En ces époques, le monde était une carte

En ces époques, le monde était une carte qui avait les dimensions illimitées de l’espérance, les géographes noctambules l’arpentaient; leurs pas, au cours des siècles avaient menés quelques uns - devenus des héros légendaires dont on en parlait ensuite pendant des générations jusqu’ à ce qu’un autre s ‘y risquât à nouveau - aux confins du monde, là où une autre carte était un monde nouveau; on disait même que certains - ignorance ou choix ?- avaient franchi les confins; certains en étaient revenus.
Quand ils croisaient d’autres géographes dans ces mondes nouveaux - grâce à la langue universelle de John Wilkins ils pouvaient comprendre et être compris - ils apprenaient que les mêmes questions agitaient les esprits: tous parlaient du Poète, que l’un des anciens géographes - d’on ne sait quel monde - mais si l’on en croit les recherches menées depuis trois siècles, il semble que chaque monde ait dans son histoire ce vieux géographe - il y a des millénaires, combien ? on ne le sait plus - avait rencontré et il récitait une brève composition (…)qui lui procura en même temps l’immortalité et la mort. Le texte en est perdu (plusieurs tiennent pour assuré qu’il se composait d’un seul vers, d‘autres d’un seul mot). L’idée s’est perpétuée puis amplifiée, il est désormais tenu pour certain que ce texte est la réponse à toutes les questions, que le Poète était le créateur de l’univers, le père premier. Les géographes cherchent le monde où vivait le Poète, espérant y trouver le texte original - au moins un indice. Tant que les années qui passent ne leur ôtent pas l’espoir de trouver, ils imaginent le paradis sous l’espèce d’une carte de l’univers.

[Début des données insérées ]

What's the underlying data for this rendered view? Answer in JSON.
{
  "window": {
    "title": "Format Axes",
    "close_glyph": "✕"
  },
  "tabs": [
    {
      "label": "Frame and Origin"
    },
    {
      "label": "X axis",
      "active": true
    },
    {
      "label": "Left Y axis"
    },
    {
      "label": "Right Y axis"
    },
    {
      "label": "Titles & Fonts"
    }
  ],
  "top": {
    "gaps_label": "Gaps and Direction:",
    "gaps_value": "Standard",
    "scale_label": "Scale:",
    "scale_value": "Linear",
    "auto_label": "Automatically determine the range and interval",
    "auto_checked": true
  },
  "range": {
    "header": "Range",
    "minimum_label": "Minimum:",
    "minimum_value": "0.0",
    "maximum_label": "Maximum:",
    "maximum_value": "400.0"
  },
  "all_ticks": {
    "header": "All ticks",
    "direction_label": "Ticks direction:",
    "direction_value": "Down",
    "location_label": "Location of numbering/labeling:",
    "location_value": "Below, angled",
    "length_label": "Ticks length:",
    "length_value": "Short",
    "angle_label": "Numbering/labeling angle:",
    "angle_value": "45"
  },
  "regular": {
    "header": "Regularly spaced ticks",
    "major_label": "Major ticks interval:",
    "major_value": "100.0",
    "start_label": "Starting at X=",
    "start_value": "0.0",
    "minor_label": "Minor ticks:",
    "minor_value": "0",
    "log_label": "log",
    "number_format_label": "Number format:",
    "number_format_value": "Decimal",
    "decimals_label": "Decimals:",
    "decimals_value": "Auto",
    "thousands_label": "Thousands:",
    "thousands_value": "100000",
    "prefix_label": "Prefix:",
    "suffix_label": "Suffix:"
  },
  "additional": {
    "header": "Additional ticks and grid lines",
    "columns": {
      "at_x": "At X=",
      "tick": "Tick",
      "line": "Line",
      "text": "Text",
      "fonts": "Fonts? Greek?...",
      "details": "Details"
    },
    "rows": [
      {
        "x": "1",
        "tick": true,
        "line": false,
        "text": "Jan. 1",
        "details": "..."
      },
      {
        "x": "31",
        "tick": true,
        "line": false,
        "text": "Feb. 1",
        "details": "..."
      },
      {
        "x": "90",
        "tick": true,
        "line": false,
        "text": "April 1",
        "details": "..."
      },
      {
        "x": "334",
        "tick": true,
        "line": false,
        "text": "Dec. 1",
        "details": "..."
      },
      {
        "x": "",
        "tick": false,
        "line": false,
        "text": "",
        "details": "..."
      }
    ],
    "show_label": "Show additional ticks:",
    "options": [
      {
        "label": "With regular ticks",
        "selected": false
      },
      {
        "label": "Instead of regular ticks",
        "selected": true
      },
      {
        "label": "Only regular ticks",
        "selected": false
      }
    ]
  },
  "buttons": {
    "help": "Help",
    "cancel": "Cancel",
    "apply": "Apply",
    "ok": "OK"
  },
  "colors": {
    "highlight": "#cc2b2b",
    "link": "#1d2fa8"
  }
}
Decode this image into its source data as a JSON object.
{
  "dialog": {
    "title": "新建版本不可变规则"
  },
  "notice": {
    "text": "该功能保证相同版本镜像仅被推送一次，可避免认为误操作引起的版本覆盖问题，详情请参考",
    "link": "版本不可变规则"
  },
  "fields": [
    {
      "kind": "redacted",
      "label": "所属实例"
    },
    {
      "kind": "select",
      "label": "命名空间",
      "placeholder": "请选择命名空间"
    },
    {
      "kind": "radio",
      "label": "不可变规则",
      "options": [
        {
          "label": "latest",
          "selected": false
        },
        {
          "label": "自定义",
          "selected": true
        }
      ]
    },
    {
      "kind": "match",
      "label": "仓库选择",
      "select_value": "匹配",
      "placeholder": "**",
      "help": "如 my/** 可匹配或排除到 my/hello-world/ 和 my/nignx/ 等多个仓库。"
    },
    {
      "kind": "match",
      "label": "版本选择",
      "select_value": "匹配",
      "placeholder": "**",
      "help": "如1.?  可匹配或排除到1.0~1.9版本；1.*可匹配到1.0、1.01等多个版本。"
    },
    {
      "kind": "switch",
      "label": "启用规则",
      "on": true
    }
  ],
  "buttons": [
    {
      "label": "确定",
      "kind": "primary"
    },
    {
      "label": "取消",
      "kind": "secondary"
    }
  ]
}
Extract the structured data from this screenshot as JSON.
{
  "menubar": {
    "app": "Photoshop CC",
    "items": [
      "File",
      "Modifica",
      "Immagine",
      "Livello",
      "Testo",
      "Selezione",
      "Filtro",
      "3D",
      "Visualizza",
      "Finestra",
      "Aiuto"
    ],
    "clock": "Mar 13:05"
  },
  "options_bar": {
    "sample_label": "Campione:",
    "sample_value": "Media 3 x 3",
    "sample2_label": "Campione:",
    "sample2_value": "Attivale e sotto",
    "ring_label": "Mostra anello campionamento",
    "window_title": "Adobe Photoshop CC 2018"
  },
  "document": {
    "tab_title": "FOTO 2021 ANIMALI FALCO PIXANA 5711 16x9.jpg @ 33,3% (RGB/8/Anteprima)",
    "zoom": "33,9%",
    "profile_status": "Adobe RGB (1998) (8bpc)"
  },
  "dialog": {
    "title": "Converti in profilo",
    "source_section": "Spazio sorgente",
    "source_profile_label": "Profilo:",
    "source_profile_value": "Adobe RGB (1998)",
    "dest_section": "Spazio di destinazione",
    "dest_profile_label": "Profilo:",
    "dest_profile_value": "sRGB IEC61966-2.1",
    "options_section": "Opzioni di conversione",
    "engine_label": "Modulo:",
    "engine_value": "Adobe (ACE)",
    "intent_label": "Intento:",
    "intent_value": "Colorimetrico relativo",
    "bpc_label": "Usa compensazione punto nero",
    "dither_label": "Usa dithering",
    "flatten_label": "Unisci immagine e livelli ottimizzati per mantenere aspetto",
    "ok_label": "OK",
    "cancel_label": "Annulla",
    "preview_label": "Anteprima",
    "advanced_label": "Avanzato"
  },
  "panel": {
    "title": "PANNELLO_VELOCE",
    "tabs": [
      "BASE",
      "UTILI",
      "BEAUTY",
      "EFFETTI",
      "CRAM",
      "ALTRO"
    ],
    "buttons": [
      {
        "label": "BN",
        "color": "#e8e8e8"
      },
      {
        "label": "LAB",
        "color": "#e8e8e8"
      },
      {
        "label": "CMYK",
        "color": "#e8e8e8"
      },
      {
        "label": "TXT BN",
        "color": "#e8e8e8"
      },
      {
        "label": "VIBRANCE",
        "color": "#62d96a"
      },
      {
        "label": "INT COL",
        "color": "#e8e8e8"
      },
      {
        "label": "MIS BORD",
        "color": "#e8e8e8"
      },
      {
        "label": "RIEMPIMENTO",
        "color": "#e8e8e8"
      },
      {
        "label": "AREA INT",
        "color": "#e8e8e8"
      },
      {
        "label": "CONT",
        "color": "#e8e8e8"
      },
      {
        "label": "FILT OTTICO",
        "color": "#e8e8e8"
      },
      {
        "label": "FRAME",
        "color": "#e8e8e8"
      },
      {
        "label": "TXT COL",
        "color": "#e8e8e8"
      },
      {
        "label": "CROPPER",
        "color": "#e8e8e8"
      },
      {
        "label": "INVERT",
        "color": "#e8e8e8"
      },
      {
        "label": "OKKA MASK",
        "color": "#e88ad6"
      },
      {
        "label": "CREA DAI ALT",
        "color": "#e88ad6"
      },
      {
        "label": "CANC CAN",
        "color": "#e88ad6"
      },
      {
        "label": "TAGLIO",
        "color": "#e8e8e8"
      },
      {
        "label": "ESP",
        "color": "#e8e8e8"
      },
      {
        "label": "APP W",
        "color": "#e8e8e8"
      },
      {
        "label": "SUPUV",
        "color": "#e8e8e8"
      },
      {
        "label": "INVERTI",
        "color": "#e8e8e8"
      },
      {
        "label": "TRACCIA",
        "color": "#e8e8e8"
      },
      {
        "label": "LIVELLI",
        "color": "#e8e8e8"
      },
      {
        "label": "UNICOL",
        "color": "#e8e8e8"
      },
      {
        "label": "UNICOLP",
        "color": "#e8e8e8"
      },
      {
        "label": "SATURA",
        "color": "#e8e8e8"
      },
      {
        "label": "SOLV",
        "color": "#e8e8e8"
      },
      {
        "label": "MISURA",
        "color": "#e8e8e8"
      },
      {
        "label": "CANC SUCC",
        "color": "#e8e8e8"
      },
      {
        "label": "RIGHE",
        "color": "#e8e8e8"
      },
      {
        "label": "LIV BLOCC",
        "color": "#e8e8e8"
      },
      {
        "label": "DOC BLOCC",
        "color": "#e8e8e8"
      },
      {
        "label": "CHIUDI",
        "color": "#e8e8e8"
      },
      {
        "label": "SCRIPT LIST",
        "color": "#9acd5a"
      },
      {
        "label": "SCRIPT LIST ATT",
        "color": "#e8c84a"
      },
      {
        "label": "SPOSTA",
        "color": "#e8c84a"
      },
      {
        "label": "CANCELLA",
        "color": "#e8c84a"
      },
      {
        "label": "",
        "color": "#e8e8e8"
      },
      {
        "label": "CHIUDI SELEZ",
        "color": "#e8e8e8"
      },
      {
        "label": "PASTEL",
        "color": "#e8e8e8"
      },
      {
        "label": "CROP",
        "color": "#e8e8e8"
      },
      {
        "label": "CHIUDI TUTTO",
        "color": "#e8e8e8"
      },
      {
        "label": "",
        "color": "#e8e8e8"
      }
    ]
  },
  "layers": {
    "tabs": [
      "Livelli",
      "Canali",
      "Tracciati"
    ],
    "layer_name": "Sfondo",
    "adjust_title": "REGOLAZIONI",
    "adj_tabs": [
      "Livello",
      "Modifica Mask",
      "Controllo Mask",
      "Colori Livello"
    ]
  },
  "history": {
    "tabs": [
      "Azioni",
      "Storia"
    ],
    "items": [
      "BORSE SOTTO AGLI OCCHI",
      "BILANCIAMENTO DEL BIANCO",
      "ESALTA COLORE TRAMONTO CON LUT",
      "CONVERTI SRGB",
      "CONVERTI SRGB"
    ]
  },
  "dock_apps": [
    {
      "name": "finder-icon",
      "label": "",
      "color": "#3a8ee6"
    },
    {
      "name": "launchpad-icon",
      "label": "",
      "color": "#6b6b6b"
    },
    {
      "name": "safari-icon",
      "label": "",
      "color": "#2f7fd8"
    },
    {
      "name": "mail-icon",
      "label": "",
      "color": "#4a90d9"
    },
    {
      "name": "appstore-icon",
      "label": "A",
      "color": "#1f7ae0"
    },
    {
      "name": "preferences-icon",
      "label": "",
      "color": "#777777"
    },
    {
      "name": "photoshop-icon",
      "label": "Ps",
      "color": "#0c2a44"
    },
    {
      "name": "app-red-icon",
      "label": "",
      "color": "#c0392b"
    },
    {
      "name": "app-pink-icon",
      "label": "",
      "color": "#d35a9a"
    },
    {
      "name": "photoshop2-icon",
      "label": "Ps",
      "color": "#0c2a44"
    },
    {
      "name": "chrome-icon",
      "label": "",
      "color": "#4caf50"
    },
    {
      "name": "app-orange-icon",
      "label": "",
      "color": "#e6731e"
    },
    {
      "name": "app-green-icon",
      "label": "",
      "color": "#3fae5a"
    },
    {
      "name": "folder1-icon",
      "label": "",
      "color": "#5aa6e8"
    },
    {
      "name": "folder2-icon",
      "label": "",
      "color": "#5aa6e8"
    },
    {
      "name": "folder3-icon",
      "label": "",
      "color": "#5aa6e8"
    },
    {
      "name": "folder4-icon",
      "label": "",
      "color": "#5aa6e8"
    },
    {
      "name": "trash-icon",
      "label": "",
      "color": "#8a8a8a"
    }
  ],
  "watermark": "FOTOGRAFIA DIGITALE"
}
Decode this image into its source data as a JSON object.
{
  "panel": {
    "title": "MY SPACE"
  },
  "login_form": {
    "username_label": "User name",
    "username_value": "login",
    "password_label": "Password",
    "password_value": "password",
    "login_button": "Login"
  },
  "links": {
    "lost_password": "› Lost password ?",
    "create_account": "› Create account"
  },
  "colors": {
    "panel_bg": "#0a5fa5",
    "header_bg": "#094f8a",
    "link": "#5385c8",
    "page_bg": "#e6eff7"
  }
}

Parfois, ils rencontrent de vieux géographes, n’ayant jamais quitté le secteur du monde où ils sont nés qui leur enseignent ce qu’ils ne savent pas à eux qui, sans doute, en savent davantage.
Et puis quand cette quête, vaine - jusqu’à nos jours - arrive à son terme, lorsque le géographe qui a survécut au lâche et au vaniteux qu’il était, est certes encore un insensé - mais devenu raisonnable devant la mort il peut adresser une dernière prière: plut au ciel que je fus né mort.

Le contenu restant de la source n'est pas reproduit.